Yesterday was Carmen’s goodbye Hafla. It was a bittersweet occasion, but I can’t blame that. I blame my cold and my weird stomach and my PMS. Because nothing makes me more unpredictable than a fever, stuffy nose, and two kinds of cramps.

But there was this guy. Rachel said he looked like her boss from the bookstore in Chicago. He was a large man, both in height and girth, with a frank, mobile face, and a bright red shirt. He was actively interested in what was going on with our sparkly party, and didn’t mind the loud music or the sudden interruption of a song for another one to come on. He was enjoying his time and taking it all in: Food, drink, music, people.

But then Kim was dancing to ‘Somewhere Under The Rainbow’. I glanced over my shoulder at the guy to see his reaction.  And was transfixed.

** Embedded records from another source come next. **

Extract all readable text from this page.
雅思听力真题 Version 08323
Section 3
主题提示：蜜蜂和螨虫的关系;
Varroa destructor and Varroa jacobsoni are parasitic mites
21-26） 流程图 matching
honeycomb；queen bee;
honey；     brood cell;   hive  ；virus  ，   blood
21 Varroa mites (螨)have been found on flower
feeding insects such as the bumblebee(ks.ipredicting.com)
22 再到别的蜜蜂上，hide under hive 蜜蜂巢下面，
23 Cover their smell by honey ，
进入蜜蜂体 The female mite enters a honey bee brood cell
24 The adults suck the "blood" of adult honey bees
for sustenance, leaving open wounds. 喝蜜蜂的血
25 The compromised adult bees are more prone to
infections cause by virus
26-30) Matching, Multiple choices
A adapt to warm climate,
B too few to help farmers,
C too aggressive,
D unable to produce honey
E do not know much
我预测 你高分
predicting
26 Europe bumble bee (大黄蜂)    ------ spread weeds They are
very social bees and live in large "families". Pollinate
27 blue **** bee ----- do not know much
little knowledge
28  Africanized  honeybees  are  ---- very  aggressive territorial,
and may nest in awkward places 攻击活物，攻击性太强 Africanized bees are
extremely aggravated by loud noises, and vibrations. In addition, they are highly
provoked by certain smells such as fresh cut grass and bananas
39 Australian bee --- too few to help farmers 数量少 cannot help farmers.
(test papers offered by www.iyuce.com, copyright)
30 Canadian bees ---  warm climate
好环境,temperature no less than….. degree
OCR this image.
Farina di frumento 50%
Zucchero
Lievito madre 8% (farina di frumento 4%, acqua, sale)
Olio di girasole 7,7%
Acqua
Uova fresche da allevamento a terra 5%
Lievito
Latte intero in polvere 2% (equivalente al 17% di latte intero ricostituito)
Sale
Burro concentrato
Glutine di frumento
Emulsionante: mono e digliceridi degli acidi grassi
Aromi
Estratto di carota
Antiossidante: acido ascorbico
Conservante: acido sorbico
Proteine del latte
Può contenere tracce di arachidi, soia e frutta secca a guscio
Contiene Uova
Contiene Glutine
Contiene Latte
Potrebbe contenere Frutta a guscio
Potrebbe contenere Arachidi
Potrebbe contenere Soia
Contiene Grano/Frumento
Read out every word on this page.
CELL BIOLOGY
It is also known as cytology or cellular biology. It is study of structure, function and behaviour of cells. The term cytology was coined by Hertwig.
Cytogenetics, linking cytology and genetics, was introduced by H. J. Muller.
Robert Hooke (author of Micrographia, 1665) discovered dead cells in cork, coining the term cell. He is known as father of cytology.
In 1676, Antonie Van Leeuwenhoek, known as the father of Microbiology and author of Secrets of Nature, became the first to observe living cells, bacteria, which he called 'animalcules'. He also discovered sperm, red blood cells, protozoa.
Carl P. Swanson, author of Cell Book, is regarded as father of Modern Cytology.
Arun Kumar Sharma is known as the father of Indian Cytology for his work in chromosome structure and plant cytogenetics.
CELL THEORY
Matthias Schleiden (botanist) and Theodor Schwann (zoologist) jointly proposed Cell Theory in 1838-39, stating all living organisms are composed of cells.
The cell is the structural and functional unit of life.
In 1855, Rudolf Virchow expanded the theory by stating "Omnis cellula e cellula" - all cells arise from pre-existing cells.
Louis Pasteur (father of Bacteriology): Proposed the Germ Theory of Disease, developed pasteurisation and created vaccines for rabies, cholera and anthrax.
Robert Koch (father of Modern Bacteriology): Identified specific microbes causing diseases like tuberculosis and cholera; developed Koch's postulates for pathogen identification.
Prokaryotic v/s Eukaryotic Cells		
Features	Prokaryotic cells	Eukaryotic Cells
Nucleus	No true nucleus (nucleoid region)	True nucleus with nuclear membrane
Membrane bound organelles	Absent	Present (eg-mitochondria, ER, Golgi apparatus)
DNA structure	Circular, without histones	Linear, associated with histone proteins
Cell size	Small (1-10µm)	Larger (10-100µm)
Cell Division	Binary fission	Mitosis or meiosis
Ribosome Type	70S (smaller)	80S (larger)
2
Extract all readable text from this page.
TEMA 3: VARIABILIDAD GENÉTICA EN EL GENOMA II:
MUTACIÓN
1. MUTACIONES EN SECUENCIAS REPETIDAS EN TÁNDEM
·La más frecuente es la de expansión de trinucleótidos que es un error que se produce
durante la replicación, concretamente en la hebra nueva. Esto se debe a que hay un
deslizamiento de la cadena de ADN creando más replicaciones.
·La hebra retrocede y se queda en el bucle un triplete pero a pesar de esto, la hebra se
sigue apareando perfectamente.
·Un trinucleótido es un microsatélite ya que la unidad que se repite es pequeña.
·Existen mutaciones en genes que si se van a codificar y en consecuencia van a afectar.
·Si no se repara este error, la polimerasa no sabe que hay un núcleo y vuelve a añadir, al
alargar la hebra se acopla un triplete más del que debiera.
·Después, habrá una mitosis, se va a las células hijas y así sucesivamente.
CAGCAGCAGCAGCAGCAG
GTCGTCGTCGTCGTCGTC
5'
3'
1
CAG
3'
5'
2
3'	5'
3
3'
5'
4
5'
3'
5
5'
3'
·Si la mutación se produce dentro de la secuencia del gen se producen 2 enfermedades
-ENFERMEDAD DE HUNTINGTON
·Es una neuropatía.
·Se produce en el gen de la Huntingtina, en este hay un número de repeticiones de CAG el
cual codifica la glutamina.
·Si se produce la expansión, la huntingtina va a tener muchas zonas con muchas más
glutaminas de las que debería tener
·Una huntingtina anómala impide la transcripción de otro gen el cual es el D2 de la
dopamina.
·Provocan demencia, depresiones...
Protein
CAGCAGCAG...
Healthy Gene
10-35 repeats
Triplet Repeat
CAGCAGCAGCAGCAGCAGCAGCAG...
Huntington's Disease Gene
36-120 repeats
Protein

His eyes were closed, which surprised me. Who closes their eyes when there’s a belly dancer dancing?  He was mouthing along to the words, and he had the most perfect, blissful look on his face. He was transported, and whatever he was seeing on the inside of his eyelids was more joyous than even watching a belly dancer could be.

He was so absolutely in his own perfect heaven, and it was too beautiful and fragile for anything in this world.

I wondered who or what he was thinking of, because how much he loved them made me cry.

5 Comments to “Sometimes I Cry At Strangers.”

  1. By rachel, February 17, 2009 @ 12:44 pm

    Wait, you were crying about BRAD?? I saw you wipe tears from your eyes, but I thought it was about how transparently sad Kim was, even though she was smiling and dancing to happy songs.

    Then again, at least you weren’t weeping over my bizarre aspiration to be a scimitar-bearing Cossack, when that was just wrong wrong WRONG, from both a military-history and aesthetic standpoint.

  2. By Liz, February 17, 2009 @ 3:58 pm

    Yes, I was crying at Brad, even though it wasn’t Brad. And ‘Somewhere Over The Rainbow’ isn’t a happy song, I would like to point out!

    But it would be hypocritical for me to laugh at your trans-Caucasus aspirations while I still harbor the wish to dance as a Gahwazee cowgirl at some point in my life.

  3. By Beth, February 17, 2009 @ 5:59 pm

    Okay, I was thinking “Somewhere Under the Rainbow” was some weird Al Jankovic satire.

  4. By Liz, February 17, 2009 @ 11:33 pm

    Beth, that’s what happens when I write when I’m sad and distracted: I make mistakes.

  5. By Beth, February 18, 2009 @ 11:33 pm

    I make mistakes when I have far less reason.